In der Freiwilligen Feuerwehr Saarbrücken schwelen Frust und Enttäuschung. Die Stadtverwaltung vernachlässige sie sträflich, so der Vorwurf. Als ein neuer Wehrführer dagegen aufbegehrt, wird er kurzerhand abgesetzt. Saarlandinside-Serie Teil 4.
750 Männer und Frauen in 17 Löschbezirken sorgen gemeinsam mit 190 Berufsfeuerwehrleuten dafür, dass Brände schnell gelöscht und Menschen gerettet werden. Ehrenamtlich und hoch motiviert. Sie opfern dafür Freizeit und Zeit mit der Familie. Die Ehrenamtler sind körperlich fit und bestens ausgebildet. Die Leistungsbereitschaft stimmt.
Geringschätzung statt Wertschätzung
Eine leistungsfähige Truppe, vor Ort in den Stadtteilen immer einsatzbereit, ist also unverzichtbar für die Sicherheit der Saarbrücker. Unbezahlbar, was sie an Arbeitsstunden unentgeltlich leisten. Sie verdienen Respekt, Anerkennung und Wertschätzung. Was mehrere Feuerwehrleute bei Recherchen von Saarlandinside glaubhaft darlegen und was aus den eingesehenen Akten hervorgeht, deutet eher auf Geringschätzung und Vernachlässigung der 17 Wehren durch die Stadtverwaltung hin.
Professionalität der Freiwilligen Feuerwehr
Rückblende 30. April 2017. 414 Feuerwehrleute wählen überraschenderweise mit Marc Denzer einen jungen, dynamischen und erfahrenen Kollegen als Wehrführer an ihre Spitze. Er soll sich bei Politik und Verwaltung für die Interessen der Löschbezirke stark machen. Denzers Angebot an die Stadtverwaltung: „die große Professionalität der Freiwilligen Feuerwehr nutzen“. Es geht u. a. um sichere Brandschutzkleidung, bedarfsgerechte Feuerwehrhäuser, mehr Transparenz und weniger Gemauschel bei städtischen Entscheidungen in Sachen Wehr. Dies steht in einem Schreiben vom 19. Februar 2018 an Oberbürgermeisterin Charlotte Britz (SPD), das Saarlandinside vorliegt.
Mehr Transparenz, weniger Gemauschel
Transparenz und Gemauschel? Das sind Reiz-Vokabeln für die Verwaltungsspitze. Britz und ihr Feuerwehr-Dezernent Harald Schindel (Linke) haben schon mit Machenschaften bei der Berufsfeuerwehr zu kämpfen und kassieren reihenweise juristische Niederlagen gegen den abgesetzten Chef Josef Schun. Kommunal- und OB-Wahl stehen am Horizont.

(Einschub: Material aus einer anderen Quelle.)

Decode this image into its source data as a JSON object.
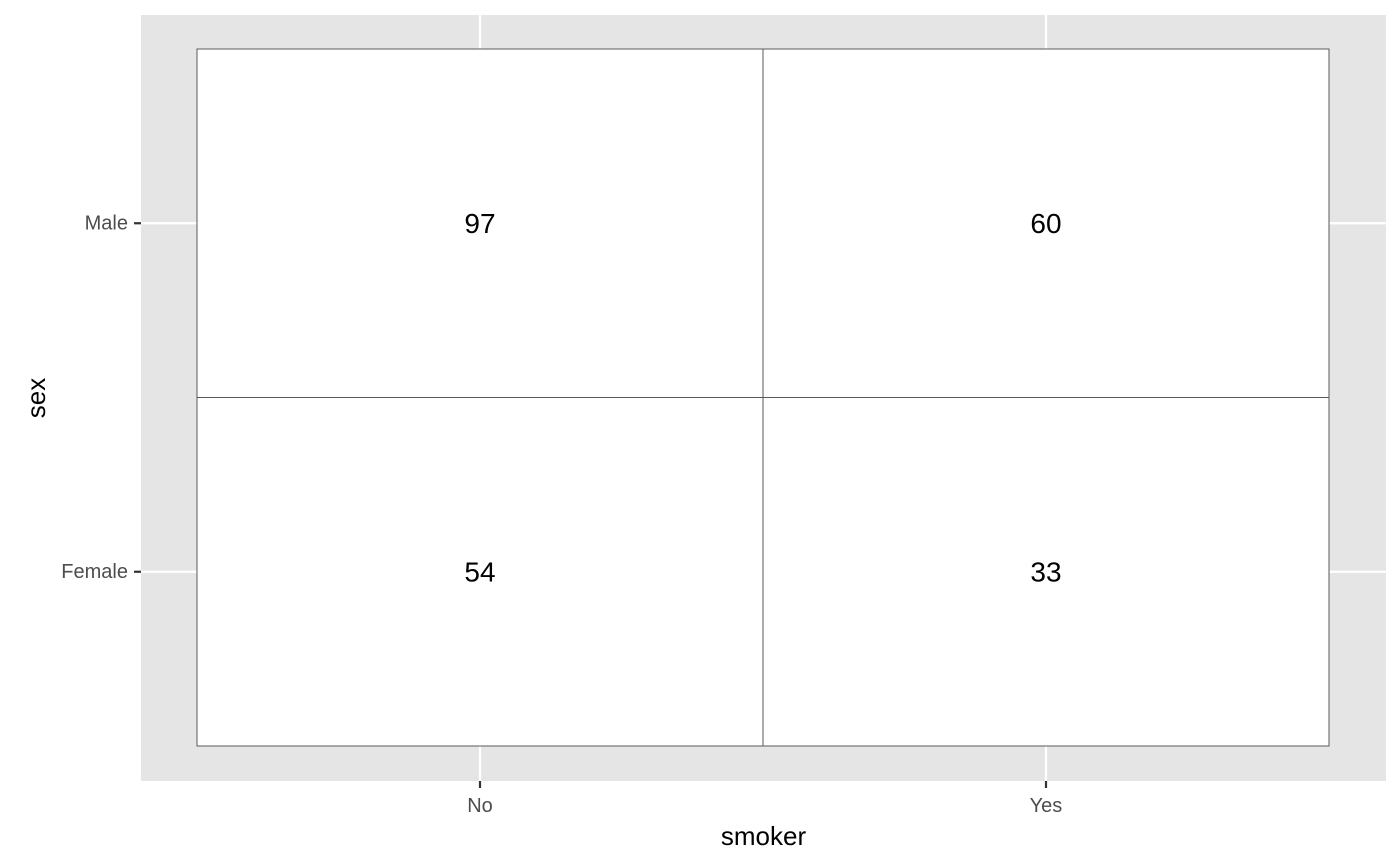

Feuerwehr wird kaltgestellt
In dem Schreiben vom 19. Februar 2018 legt Marc Denzer der Oberbürgermeisterin seine Stellungnahme zum Bedarfs- und Entwicklungsplan für die Feuerwehren vor. Die Freiwilligen, die laut Saarländischem Brand- und Katastrophenschutzgesetz (SBKG) die Verwaltungsspitze beraten sollen, werden zunächst außen vor gelassen. Dezernent Schindel rückt auch erst nach langem Hin und Her den Plan heraus: von Mitsprache der Freiwilligen keine Spur, denn der Plan ist bereits fertig. (Eine Anfrage von Saarlandinside zum Bedarfs- und Entwicklungsplan hat die Stadtverwaltung nicht beantwortet.)

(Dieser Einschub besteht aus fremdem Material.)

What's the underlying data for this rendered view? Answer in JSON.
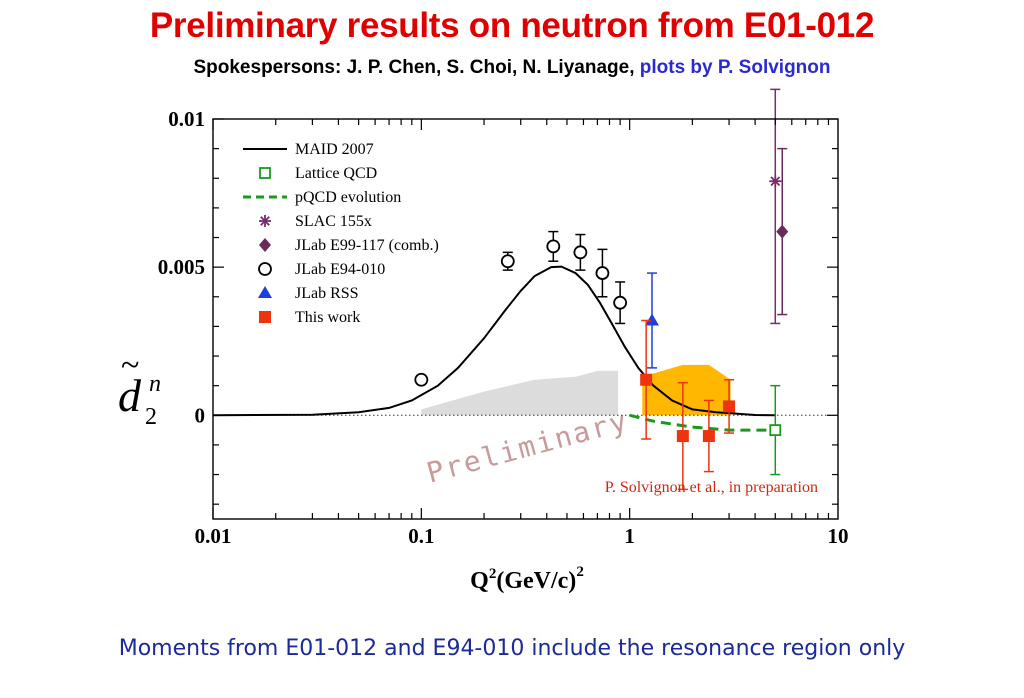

Ein Schlag ins Gesicht der Ehrenamtlichen
In Denzers Schreiben machen sich die Feuerwehrchefs und -führer der 17 Bezirke erst mal Luft: „Wir lehnen den Plan mit seinen fachlichen Fehlern, Verstößen gegen Gesetzesgrundlagen im Feuerwehrwesen in scharfer Form ab. Dieser Bedarfs- und Entwicklungsplan ist einen Schlag ins Gesicht aller Feuerwehrangehörigen.“ Es folgt eine fachliche Stellungnahme mit detaillierten Vorschlägen, die Saarlandinside vorliegen.
Unterordnung statt Zwei-Säulen-Modell
Dabei geht es auch um den Stellenwert der Freiwilligen Feuerwehren. Nach dem gesetzlich geforderten Zweisäulen-Modell sollen sie auf Augenhöhe mit der Berufswehr arbeiten. Der Plan sieht aber eine Unterordnung vor. Als „Backup“ der Berufswehr in der zweiten Reihe, die ungeliebten Dienste bei Veranstaltungen schieben und bei ungemütlichen Unwettern ausrücken sollen. Diese Herabwürdigung wollen sie nicht akzeptieren.
In die zweite Reihe gestellt
Den Einsatz und die Abstimmung vor Ort regelt das Brandschutzgesetz. Die Einsatzleitung übernimmt der ersteintreffende Einheitenführer. Es habe sich eingebürgert, dass die Berufswehr bei ihrem Eintreffen von den zuerst eingetroffenen Freiwilligen wie selbstverständlich das Kommando übernimmt. Auch hier deutliche Kritik der Löschbezirke.
Erheblicher Sanierungsbedarf in den Feuerwehrhäusern
Weitere Knackpunkte: Fast alle Feuerwehrhäuser der Löschbezirke seien in einem maroden Zustand. Es bestehe Unfallgefahr. Selbst die sanierten Gebäude entsprächen nicht der Norm. Die Stadt stelle zu wenig Geld zur Verfügung. Kritikpunkt Sicherheit: Weil die Stadt spare, hätte es Jahre gedauert, bis alle Löschbezirke sichere Brandschutzkleidung bekommen haben. Einige Feuerwehrleute hätten geeignete Überhosen privat angeschafft, in anderen Fällen seien Fördervereine eingesprungen. Auch stünden ihnen zu wenig Diensthemden und -Shirts zur Verfügung. Die Anschaffung wäre eine Kleinigkeit für die Stadt, sie würde aber die Wehrleute zufrieden stellen.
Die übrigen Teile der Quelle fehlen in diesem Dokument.